J’ai plus tard écrit deux autres recueils, soit De perdre tes pas en 2011 et Quelques pas quelque part en 2015, aux Éditions Des Plaines à Sainte-Boniface. Mon recueil le plus récent, En d’sous d’la langue, a été publié en fin d’année dernière.

LR : Quels sujets et thèmes avez-vous l’habitude d’explorer dans votre poésie ?

JM : Je fonctionne surtout par projet, et donc chacun de mes projets a des thèmes spécifiques. Par exemple, mes deux premiers recueils vont ensemble : ils portent les deux sur l’expérience de vie urbaine et l’amour. J’explore à travers ces textes la manière dont les relations interpersonnelles sont médiatisées par la ville.

Mon recueil le plus récent, En d’sous d’la langue, porte sur la langue française et l’identité francophone en général. Nous disons souvent que l’identité se développe beaucoup à l’adolescence, et donc une bonne partie du livre revient à ce moment-là et évoque plusieurs endroits divers au Canada. Le livre revient aussi sur notre monde d’aujourd’hui, surtout sur le français en milieu minoritaire et sur le français au Québec.

J’ai voulu parler dans ce recueil des expériences frustrantes et difficiles que vivent les francophones en milieu minoritaire, que ce soit à Ottawa, à Régina, à Penetanguishene. Dans ces milieux, il semble avoir un impératif de parler français, et d’être francophone d’une certaine manière. Ces façons de penser peuvent être blessantes et peuvent créer des limites pour plusieurs personnes ; elles obscurcissent tout ce qui a de différent, de riche et de beau au sein des différentes communautés francophones.

LR : Vous avez une formation en philosophie et en politique. Comment ces domaines se traduisent-ils dans vos textes ? 

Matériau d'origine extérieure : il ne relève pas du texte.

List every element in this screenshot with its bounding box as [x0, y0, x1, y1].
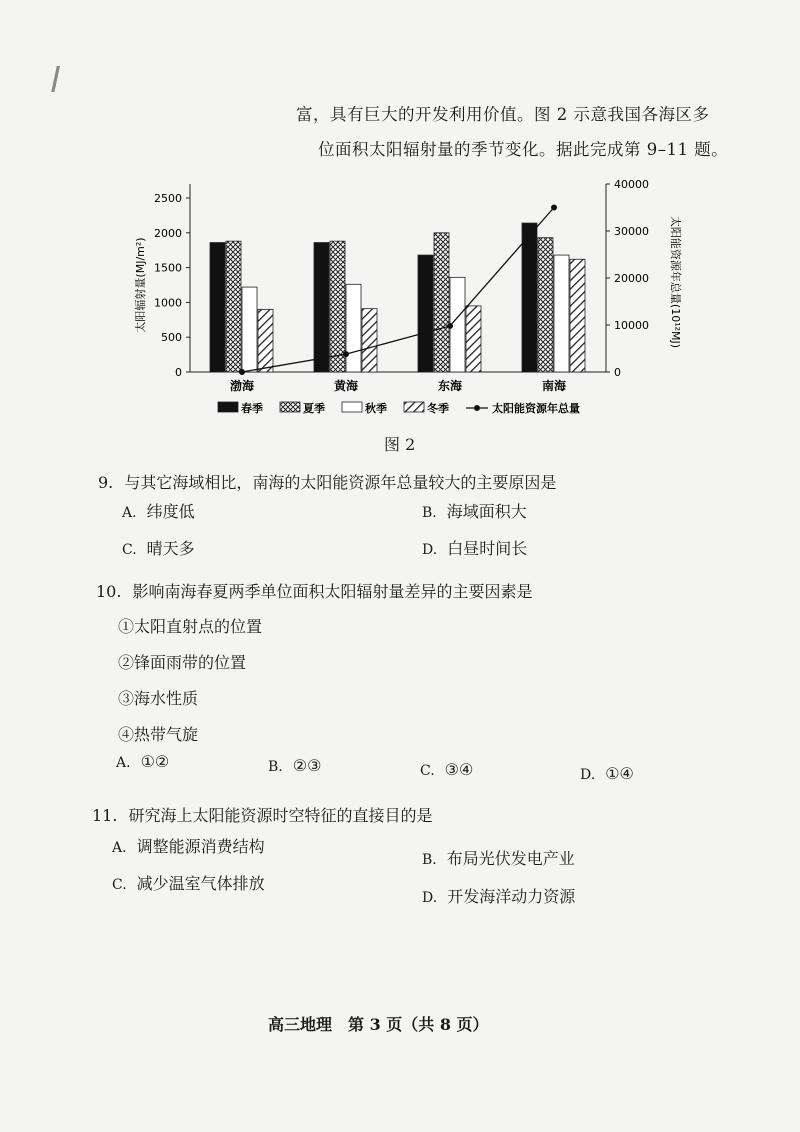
category-label-3: 南海 [541, 379, 567, 393]
line-series-annual-total [242, 208, 554, 373]
question-9-number: 9. [98, 473, 114, 492]
question-10 [96, 579, 533, 602]
q10-item-1: ①太阳直射点的位置 [118, 617, 263, 636]
bar-夏季-南海 [538, 238, 553, 372]
bar-冬季-黄海 [362, 309, 377, 372]
question-11-text: 研究海上太阳能资源时空特征的直接目的是 [128, 806, 433, 825]
q10-option-a[interactable]: A. ①② [116, 752, 170, 771]
legend-label-3: 冬季 [427, 402, 449, 415]
bar-冬季-东海 [466, 306, 481, 372]
figure-caption: 图 2 [384, 435, 416, 454]
left-tick-label-1: 500 [161, 331, 182, 345]
category-label-1: 黄海 [333, 379, 359, 393]
q10-item-3: ③海水性质 [118, 689, 199, 708]
bar-夏季-黄海 [330, 241, 345, 372]
question-11 [92, 803, 433, 826]
legend-label-1: 夏季 [303, 402, 325, 415]
bar-夏季-东海 [434, 233, 449, 372]
right-axis-title: 太阳能资源年总量(10¹²MJ) [669, 215, 682, 349]
q9-option-b[interactable]: B. 海域面积大 [422, 502, 527, 521]
bar-春季-黄海 [314, 243, 329, 372]
line-point-2 [447, 323, 453, 329]
legend-swatch-2 [342, 402, 362, 412]
scan-fold-mark [51, 66, 65, 92]
question-11-number: 11. [92, 806, 118, 825]
solar-radiation-chart [118, 172, 730, 428]
q9-option-d[interactable]: D. 白昼时间长 [422, 539, 528, 558]
bar-秋季-南海 [554, 255, 569, 372]
legend-label-0: 春季 [241, 402, 263, 415]
q10-option-c[interactable]: C. ③④ [420, 760, 474, 779]
q11-option-a[interactable]: A. 调整能源消费结构 [112, 837, 265, 856]
q10-item-4: ④热带气旋 [118, 725, 199, 744]
bar-秋季-渤海 [242, 287, 257, 372]
right-tick-label-2: 20000 [614, 272, 649, 285]
bar-冬季-渤海 [258, 309, 273, 372]
q10-option-b[interactable]: B. ②③ [268, 756, 322, 775]
intro-line-2: 位面积太阳辐射量的季节变化。据此完成第 9–11 题。 [318, 140, 729, 159]
category-label-0: 渤海 [229, 379, 255, 393]
bar-夏季-渤海 [226, 241, 241, 372]
left-tick-label-2: 1000 [154, 296, 182, 310]
legend-swatch-3 [404, 402, 424, 412]
q10-item-2: ②锋面雨带的位置 [118, 653, 247, 672]
q11-option-b[interactable]: B. 布局光伏发电产业 [422, 849, 575, 868]
line-point-1 [343, 351, 349, 357]
legend-line-marker [474, 405, 480, 411]
page-footer: 高三地理 第 3 页（共 8 页） [268, 1015, 489, 1034]
legend-swatch-0 [218, 402, 238, 412]
bar-秋季-黄海 [346, 284, 361, 372]
right-tick-label-3: 30000 [614, 225, 649, 238]
left-tick-label-4: 2000 [154, 226, 182, 240]
bar-春季-东海 [418, 255, 433, 372]
right-tick-label-0: 0 [614, 366, 621, 379]
q11-option-d[interactable]: D. 开发海洋动力资源 [422, 887, 576, 906]
question-9 [98, 470, 556, 493]
q11-option-c[interactable]: C. 减少温室气体排放 [112, 874, 265, 893]
q9-option-a[interactable]: A. 纬度低 [122, 502, 195, 521]
left-tick-label-3: 1500 [154, 261, 182, 275]
legend-swatch-1 [280, 402, 300, 412]
question-9-text: 与其它海域相比，南海的太阳能资源年总量较大的主要原因是 [124, 473, 557, 492]
legend-label-2: 秋季 [365, 402, 387, 415]
q9-option-c[interactable]: C. 晴天多 [122, 539, 195, 558]
left-tick-label-5: 2500 [154, 192, 182, 205]
intro-line-1: 富，具有巨大的开发利用价值。图 2 示意我国各海区多 [296, 105, 710, 124]
left-tick-label-0: 0 [175, 366, 182, 379]
category-label-2: 东海 [437, 379, 463, 393]
right-tick-label-4: 40000 [614, 178, 649, 191]
bar-春季-渤海 [210, 243, 225, 372]
bar-春季-南海 [522, 223, 537, 372]
right-tick-label-1: 10000 [614, 319, 649, 332]
line-point-0 [239, 369, 245, 375]
line-point-3 [551, 205, 557, 211]
bar-冬季-南海 [570, 259, 585, 372]
q10-option-d[interactable]: D. ①④ [580, 764, 634, 783]
question-10-text: 影响南海春夏两季单位面积太阳辐射量差异的主要因素是 [132, 582, 533, 601]
legend-label-4: 太阳能资源年总量 [492, 402, 580, 415]
left-axis-title: 太阳辐射量(MJ/m²) [134, 237, 147, 333]
question-10-number: 10. [96, 582, 122, 601]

JM : Il y a plusieurs liens qui peuvent être établis entre ces disciplines. Pour moi, la poésie représente une autre manière de faire de la recherche, de comprendre les choses et de s’exprimer. La poésie n’est pas une question de vérité factuelle que nous pouvons vérifier : elle permet de passer par ses expériences, de mentir même, d’inventer, d’exagérer. Je n’ai pas nécessairement tout fait ou vécu ce que je raconte dans mes poèmes.

L’authenticité passe d’une manière différente dans la poésie. Il y a des choses qu’on peut observer, dont on peut faire l’expérience, mais que nous ne pouvons exprimer que par des moyens créatifs.

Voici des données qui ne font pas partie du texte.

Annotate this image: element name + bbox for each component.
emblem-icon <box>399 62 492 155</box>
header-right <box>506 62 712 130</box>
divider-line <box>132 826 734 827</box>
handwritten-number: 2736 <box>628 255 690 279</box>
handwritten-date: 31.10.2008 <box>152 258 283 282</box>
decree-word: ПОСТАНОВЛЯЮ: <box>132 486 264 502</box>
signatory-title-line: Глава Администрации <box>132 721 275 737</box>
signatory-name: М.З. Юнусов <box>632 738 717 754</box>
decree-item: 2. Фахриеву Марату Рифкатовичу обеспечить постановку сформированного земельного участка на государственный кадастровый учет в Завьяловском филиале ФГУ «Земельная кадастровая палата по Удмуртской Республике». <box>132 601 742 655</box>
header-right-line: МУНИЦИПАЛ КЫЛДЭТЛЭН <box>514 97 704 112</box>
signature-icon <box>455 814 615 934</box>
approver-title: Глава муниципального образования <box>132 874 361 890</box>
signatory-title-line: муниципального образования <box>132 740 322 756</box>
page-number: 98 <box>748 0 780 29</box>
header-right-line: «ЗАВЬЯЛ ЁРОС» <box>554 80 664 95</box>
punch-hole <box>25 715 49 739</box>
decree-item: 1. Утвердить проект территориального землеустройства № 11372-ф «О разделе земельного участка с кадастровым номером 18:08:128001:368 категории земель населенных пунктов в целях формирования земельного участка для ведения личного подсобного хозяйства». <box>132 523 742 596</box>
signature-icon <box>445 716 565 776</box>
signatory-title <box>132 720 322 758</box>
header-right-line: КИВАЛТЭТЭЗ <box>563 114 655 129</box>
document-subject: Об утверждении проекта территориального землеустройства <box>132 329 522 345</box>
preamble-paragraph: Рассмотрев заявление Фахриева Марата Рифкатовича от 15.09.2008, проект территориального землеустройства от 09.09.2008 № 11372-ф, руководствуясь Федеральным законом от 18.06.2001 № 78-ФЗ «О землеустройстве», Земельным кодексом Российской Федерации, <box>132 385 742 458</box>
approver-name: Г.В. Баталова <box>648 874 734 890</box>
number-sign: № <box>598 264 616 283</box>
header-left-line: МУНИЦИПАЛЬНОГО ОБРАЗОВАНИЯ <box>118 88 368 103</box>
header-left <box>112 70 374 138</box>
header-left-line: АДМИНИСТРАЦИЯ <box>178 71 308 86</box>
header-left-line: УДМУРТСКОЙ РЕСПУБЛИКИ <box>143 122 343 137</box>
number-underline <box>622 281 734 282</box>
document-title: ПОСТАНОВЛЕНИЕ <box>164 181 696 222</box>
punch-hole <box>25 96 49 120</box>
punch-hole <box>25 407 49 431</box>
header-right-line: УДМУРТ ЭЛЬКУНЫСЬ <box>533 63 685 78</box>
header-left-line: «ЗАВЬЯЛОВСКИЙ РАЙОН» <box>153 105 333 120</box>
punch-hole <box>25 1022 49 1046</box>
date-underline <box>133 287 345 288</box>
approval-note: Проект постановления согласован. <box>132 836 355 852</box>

La philosophie et la politique sont des domaines où les modes d’écriture sont vraiment ancrés dans l’observation directe, méthodique et empirique. La poésie permet plus de liberté et prouve que nous ne maîtrisons pas toujours ce que nous voulons dire. Ce qu’un.e lecteur.ice va lire ne correspond peut-être pas à ce qu’un.e autre va lire, et ce n’est pas nécessairement ce que j’ai voulu émettre en tant qu’auteur non plus. C’est un peu cela le thrill de la poésie : nous ne savons pas où elle va aller. Il faut donc faire attention à ses mots, mais il faut aussi savoir que nous ne sommes pas responsables de ce que les gens vont en faire.

LR : De manière générale, que représente la poésie pour vous ?

JM : Écrire de la poésie est devenu un besoin pour moi. C’est quelque chose que je fais régulièrement, presque à tous les jours. C’est une forme de méditation, mais elle diffère dans la manière où je ne laisse pas les choses passer. Au contraire, c’est une méthode de méditation qui me permet d’approfondir mes pensées et mes sentiments. C’est aussi une pratique spirituelle aussi qui me permet de trouver l’équilibre et de comprendre ce que je ressens, et qui me permet de rejoindre d’autres personnes également. J’espère que mes textes peuvent fonctionner de la même manière pour les autres.